Par ailleurs, la distinction entre brevet et innovation peut toutefois parfois permettre de mieux prendre en compte l’activité de R&D. En effet, dans certains secteurs, comme les biotechnologies, le choix de l’utilisation des brevets comme mesure des connaissances peut être conforté par le fait que le processus d’innovation est très long. Si les firmes déposent de nombreux brevets, relativement peu d’innovations peuvent en découler dans un horizon temporel limité.

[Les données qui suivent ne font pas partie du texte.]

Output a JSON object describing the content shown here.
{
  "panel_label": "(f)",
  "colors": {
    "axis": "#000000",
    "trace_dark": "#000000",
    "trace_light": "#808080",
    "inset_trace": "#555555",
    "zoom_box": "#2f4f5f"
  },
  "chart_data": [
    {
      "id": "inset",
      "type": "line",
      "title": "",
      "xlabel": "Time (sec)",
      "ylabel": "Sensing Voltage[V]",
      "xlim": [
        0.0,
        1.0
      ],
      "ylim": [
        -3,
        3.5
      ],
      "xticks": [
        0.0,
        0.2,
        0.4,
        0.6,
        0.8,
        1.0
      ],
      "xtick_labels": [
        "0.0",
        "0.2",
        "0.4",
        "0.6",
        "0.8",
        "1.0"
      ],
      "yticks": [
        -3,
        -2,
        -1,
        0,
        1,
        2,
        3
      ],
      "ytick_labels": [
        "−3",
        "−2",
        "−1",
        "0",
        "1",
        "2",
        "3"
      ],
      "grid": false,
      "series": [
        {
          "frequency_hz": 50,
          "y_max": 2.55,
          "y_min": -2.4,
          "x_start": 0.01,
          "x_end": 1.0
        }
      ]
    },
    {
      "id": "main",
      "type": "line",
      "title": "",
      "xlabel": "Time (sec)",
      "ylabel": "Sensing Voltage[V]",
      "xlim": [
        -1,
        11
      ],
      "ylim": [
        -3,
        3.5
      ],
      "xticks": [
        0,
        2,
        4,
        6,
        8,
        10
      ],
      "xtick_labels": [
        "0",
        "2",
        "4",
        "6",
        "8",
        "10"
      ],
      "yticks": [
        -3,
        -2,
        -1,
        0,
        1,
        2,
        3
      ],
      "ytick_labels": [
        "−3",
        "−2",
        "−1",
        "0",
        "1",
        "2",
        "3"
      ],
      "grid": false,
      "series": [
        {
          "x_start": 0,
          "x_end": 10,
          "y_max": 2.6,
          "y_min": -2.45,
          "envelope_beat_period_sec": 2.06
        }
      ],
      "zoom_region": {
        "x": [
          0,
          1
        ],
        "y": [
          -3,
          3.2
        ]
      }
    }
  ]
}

Ces indicateurs restent cependant partiels puisqu’ils ne permettent pas d’identifier la valeur de la connaissance produite. Par ailleurs, une part importante de connaissances produites n’est pas prise en compte à travers ces indicateurs. Est identifiée la connaissance finalement exploitable économiquement (par un brevet ou par la mise sur le marché). Les indicateurs précités ne permettent pas de saisir le stock de connaissances élaboré, que ces connaissances soient vendables immédiatement ou à terme. Les indicateurs actuels ne permettent pas non plus de vérifier si les connaissances produites (les outputs) sont actives (ou inactives car laissées sur étagère depuis longtemps), voire obsolètes, ou même en surplus (réinvention).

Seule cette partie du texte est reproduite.